The first thing you need to do is turn your engine off. You should wait until it has cooled down and stopped running before turning it back on again, which may take a few minutes or even longer. This will help prevent damage from overheating or from steam escaping from your radiator as you drive.

Furthermore, park your car, turn off your engine, and let it cool. Don’t go for a drive or turn on any accessories like the heater or defroster (if you have one), as these things can bring temperatures up rapidly.

When it comes time to drive again, start your car when it’s not warm outside and keep an eye on the temperature gauge. If it starts to climb too high, turn off the engine immediately and let it sit until cool before restarting again.

2. Look Inside The Radiator

It’s important to note that you’ll want to remove the radiator cap before checking inside the radiator. The cap should be located on top of your vehicle’s engine and can often be removed with a wrench or pliers.

Once it’s removed, take a look at your radiator. If you see any debris, gently remove it using an old toothbrush or rag. If there are no clogs present in your car’s cooling system and you’re still experiencing problems with overheating, look for external sources of blockage (such as leaves) that might be obstructing airflow through the radiator fins.

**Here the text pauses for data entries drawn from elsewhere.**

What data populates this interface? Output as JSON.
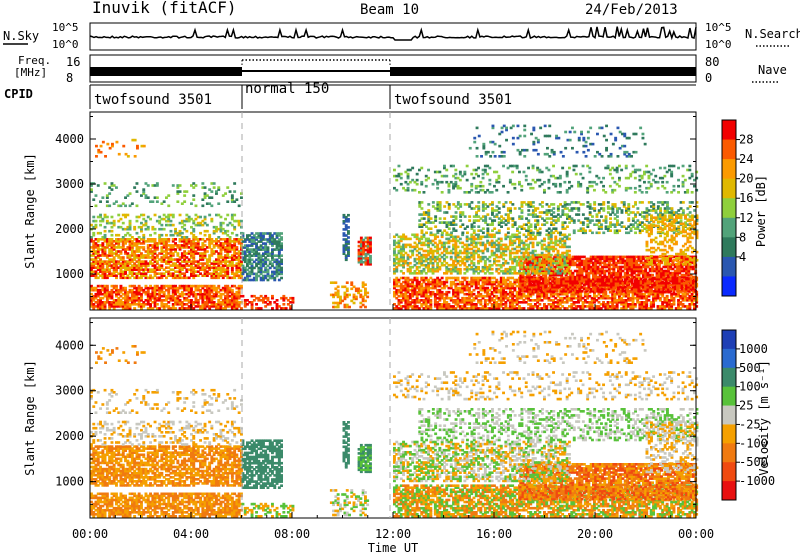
{
  "header": {
    "station": "Inuvik (fitACF)",
    "beam": "Beam 10",
    "date": "24/Feb/2013"
  },
  "panels_top": {
    "nsky_label": "N.Sky",
    "nsky_ticks": [
      "10^5",
      "10^0"
    ],
    "nsearch_ticks": [
      "10^5",
      "10^0"
    ],
    "nsearch_label": "N.Search",
    "freq_label_line1": "Freq.",
    "freq_label_line2": "[MHz]",
    "freq_ticks": [
      "16",
      "8"
    ],
    "nave_ticks": [
      "80",
      "0"
    ],
    "nave_label": "Nave",
    "cpid_label": "CPID",
    "cpid_segments": [
      {
        "label": "twofsound 3501",
        "start": 0,
        "end": 6
      },
      {
        "label": "normal 150",
        "start": 6,
        "end": 12
      },
      {
        "label": "twofsound 3501",
        "start": 12,
        "end": 24
      }
    ]
  },
  "power_panel": {
    "ylabel": "Slant Range [km]",
    "yticks": [
      "1000",
      "2000",
      "3000",
      "4000"
    ],
    "colorbar_label": "Power [dB]",
    "colorbar_ticks": [
      "28",
      "24",
      "20",
      "16",
      "12",
      "8",
      "4"
    ],
    "colors": [
      "#f20000",
      "#fb5a00",
      "#fb9a00",
      "#e0b800",
      "#8fcf3c",
      "#52a37a",
      "#2f7a5c",
      "#2a57b0",
      "#0a2aff"
    ]
  },
  "velocity_panel": {
    "ylabel": "Slant Range [km]",
    "yticks": [
      "1000",
      "2000",
      "3000",
      "4000"
    ],
    "colorbar_label": "Velocity [m s⁻¹]",
    "colorbar_ticks": [
      "1000",
      "500",
      "100",
      "25",
      "-25",
      "-100",
      "-500",
      "-1000"
    ],
    "colors": [
      "#1e3fb5",
      "#2a6ad0",
      "#3b8a6a",
      "#58c23a",
      "#c8c8c0",
      "#f5a000",
      "#f07a10",
      "#f04a10",
      "#e81010"
    ]
  },
  "xaxis": {
    "ticks": [
      "00:00",
      "04:00",
      "08:00",
      "12:00",
      "16:00",
      "20:00",
      "00:00"
    ],
    "label": "Time UT"
  },
  "chart_data": {
    "type": "heatmap",
    "title": "Inuvik (fitACF) Beam 10 24/Feb/2013",
    "xlabel": "Time UT",
    "ylabel": "Slant Range [km]",
    "xlim": [
      0,
      24
    ],
    "ylim": [
      200,
      4600
    ],
    "power_scale_db": [
      0,
      32
    ],
    "velocity_scale_ms": [
      -1000,
      1000
    ],
    "scatter_regions": [
      {
        "name": "E/F near range",
        "t": [
          0,
          24
        ],
        "r": [
          200,
          900
        ]
      },
      {
        "name": "F band morning",
        "t": [
          0,
          6
        ],
        "r": [
          900,
          1900
        ]
      },
      {
        "name": "F band late",
        "t": [
          12,
          24
        ],
        "r": [
          1000,
          2600
        ]
      },
      {
        "name": "Far range scatter",
        "t": [
          13,
          24
        ],
        "r": [
          2800,
          4300
        ]
      },
      {
        "name": "Midday patches",
        "t": [
          9.5,
          11
        ],
        "r": [
          1200,
          2400
        ]
      }
    ]
  }
}
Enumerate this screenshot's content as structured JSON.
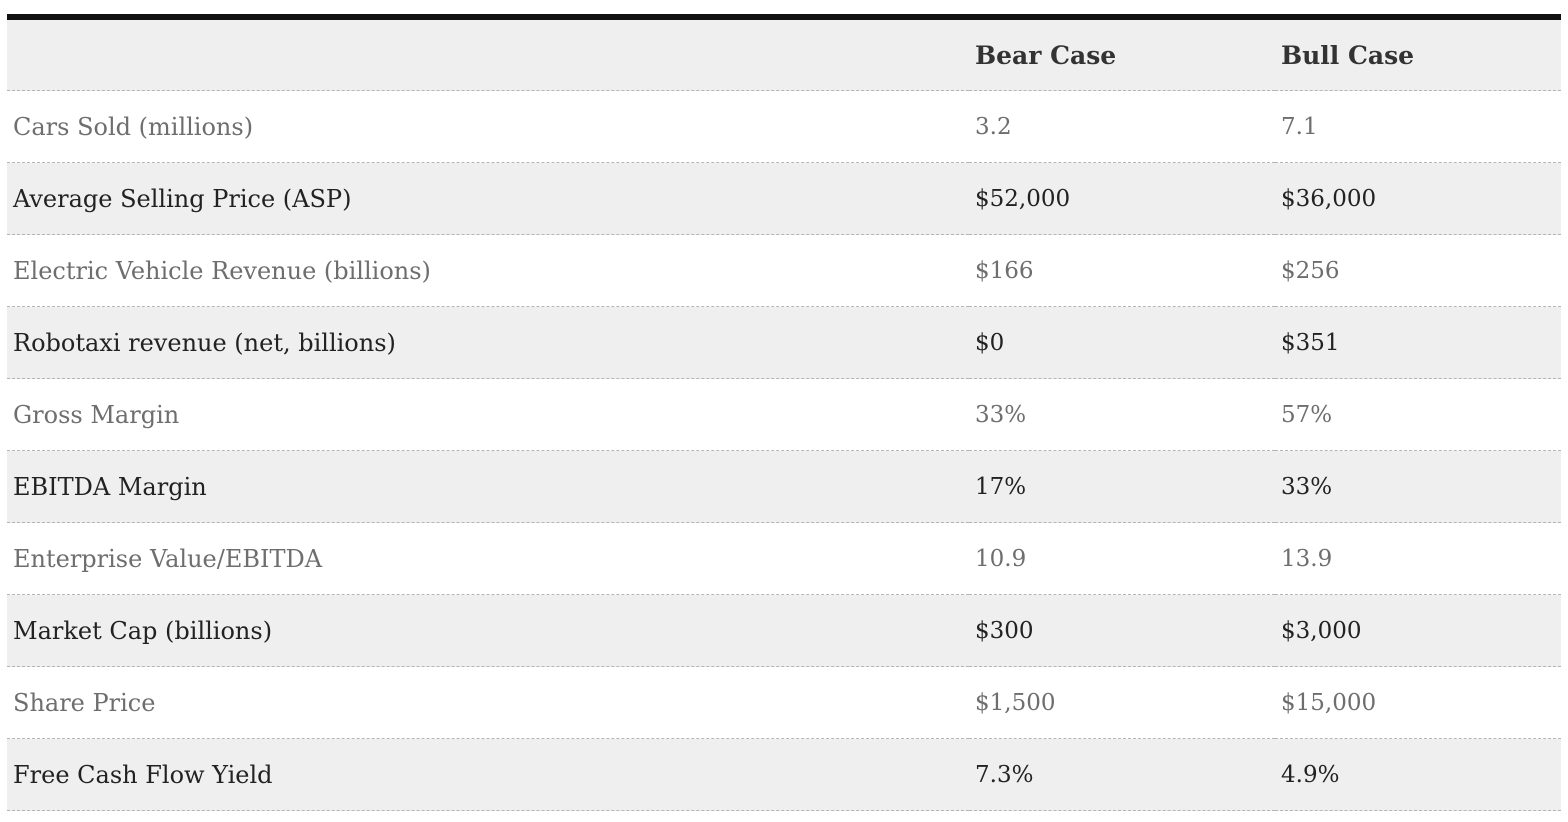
{
  "table": {
    "headers": [
      "",
      "Bear Case",
      "Bull Case"
    ],
    "rows": [
      {
        "label": "Cars Sold (millions)",
        "bear": "3.2",
        "bull": "7.1"
      },
      {
        "label": "Average Selling Price (ASP)",
        "bear": "$52,000",
        "bull": "$36,000"
      },
      {
        "label": "Electric Vehicle Revenue (billions)",
        "bear": "$166",
        "bull": "$256"
      },
      {
        "label": "Robotaxi revenue (net, billions)",
        "bear": "$0",
        "bull": "$351"
      },
      {
        "label": "Gross Margin",
        "bear": "33%",
        "bull": "57%"
      },
      {
        "label": "EBITDA Margin",
        "bear": "17%",
        "bull": "33%"
      },
      {
        "label": "Enterprise Value/EBITDA",
        "bear": "10.9",
        "bull": "13.9"
      },
      {
        "label": "Market Cap (billions)",
        "bear": "$300",
        "bull": "$3,000"
      },
      {
        "label": "Share Price",
        "bear": "$1,500",
        "bull": "$15,000"
      },
      {
        "label": "Free Cash Flow Yield",
        "bear": "7.3%",
        "bull": "4.9%"
      }
    ]
  },
  "colors": {
    "rule": "#111111",
    "stripe": "#efefef",
    "odd_text": "#6e6e6e",
    "even_text": "#222222"
  }
}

One of the most common symptoms of a bad radiator is overheating. If your car overheats, it can damage the engine and other parts of the car. Many people don’t realize when their cars are overheating because they don’t have a gauge to tell them how hot it’s getting inside their engine. The best way to avoid this problem is by regularly checking your coolant level so that you know when something needs attention before it becomes an emergency.

Another common symptom is leaks or drips coming from under your hood or around certain parts of the radiator area. Sometimes these leaks are caused by cracks in hoses which may be difficult to detect without proper tools or knowledge about where they could be coming from.

If you have an older vehicle with worn-out seals around fittings that leak fluid into other areas like underneath floorboards, then replacing those parts will help solve this problem as well.  Also, you may notice sludge building up in your radiator or shifting issues. They are both part of the symptoms of a bad radiator.

Lastly, you can diagnose a bad radiator through the following processes; warm up your engine, look for the radiator hoses, and Scan the radiator hose temperatures with the infrared gun. Note that, if both hoses stay cold, or just one becomes hot, then you have a bad radiator.